As for that "vow" to make the data public? Here is the verbiage:

"Please be aware that any documents that are submitted to the full Commission will also be made available to the public."

Hmmm, sounds like a boilerplate "public records" warning to me, and is probably more of a caution for state officials to keep in mind when drafting documents responding to the request for input - especially since the only voter data requested is already available to the public.

That sentence does not in any way say they are creating a publicly-accessible database.

It is extremely clear that the commission is only asking for publicly-available voter roll data. Each state's voter roll data has some form of it available to the public, and each state has its own way of providing that. In my county, I would make a request to the Board of Elections then drive to their office to pick up a CD with data in an Excel file.

Every state's voter roll data is also commercially available through various vendors, who have put the data into a more easily manipulatable format. How do these people think door-to-door canvassers know where to go? How do they think they know whether someone is registered Republican or Democrat? Or, as with the brouhaha over a mailer during the Iowa caucus in 2016, how do they think people know if they voted in the last election?

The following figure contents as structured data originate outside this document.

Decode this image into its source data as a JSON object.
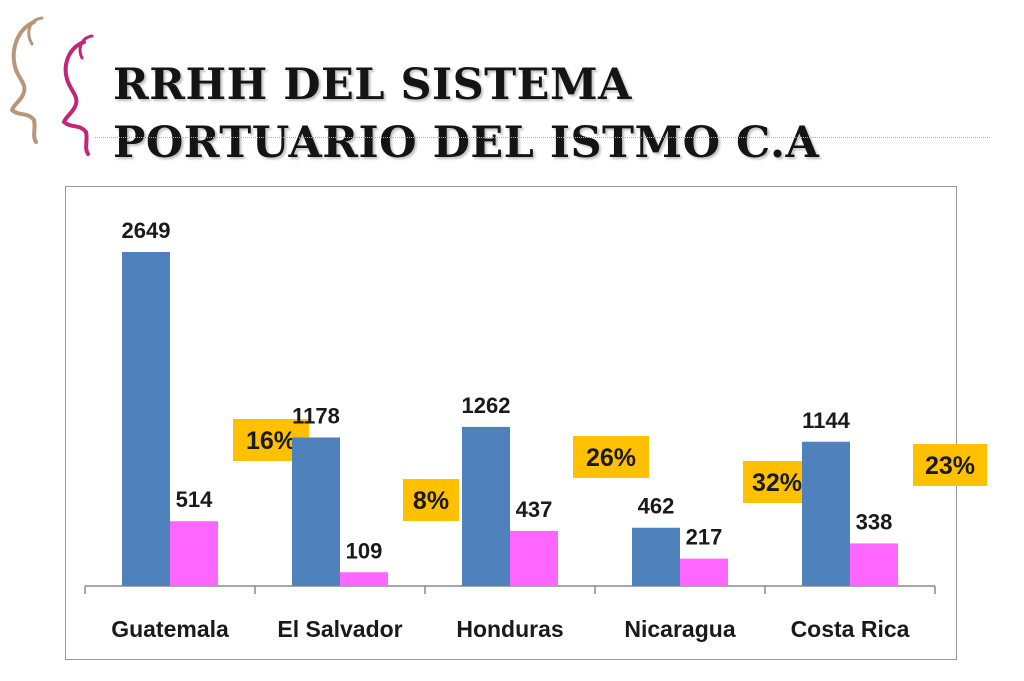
{
  "header": {
    "title_line1": "RRHH DEL SISTEMA",
    "title_line2": "PORTUARIO DEL ISTMO C.A"
  },
  "colors": {
    "series_blue": "#4f81bd",
    "series_pink": "#ff66ff",
    "badge_gold": "#ffc000",
    "logo_pink": "#c0267a",
    "logo_tan": "#b8967a"
  },
  "chart_data": {
    "type": "bar",
    "categories": [
      "Guatemala",
      "El Salvador",
      "Honduras",
      "Nicaragua",
      "Costa Rica"
    ],
    "series": [
      {
        "values": [
          2649,
          1178,
          1262,
          462,
          1144
        ]
      },
      {
        "values": [
          514,
          109,
          437,
          217,
          338
        ]
      }
    ],
    "percent_badges": [
      "16%",
      "8%",
      "26%",
      "32%",
      "23%"
    ],
    "ylim": [
      0,
      2649
    ],
    "grid": false,
    "legend": "none",
    "title": "",
    "xlabel": "",
    "ylabel": ""
  }
}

So here's the deal. All of the information requested is already publicly available, and already online - just not in one big database. There is one database with 20 states' data, the Electronic Registration Information Center. Is that not a "gold mine" for hackers? Or what about the IRS, Social Security Administration, or VA databases? They're sitting there with a trove of private information, waiting to be hacked. The hacking fear is completely baseless.

In many of the stories there's a sentence or two admitting that the commission is only seeking publicly-available information, but the spin masters and pundits still sit on TV and feign outrage at attempted privacy violations and frame this as the first step toward massive voter suppression and a totalitarian Trump government. Just stop.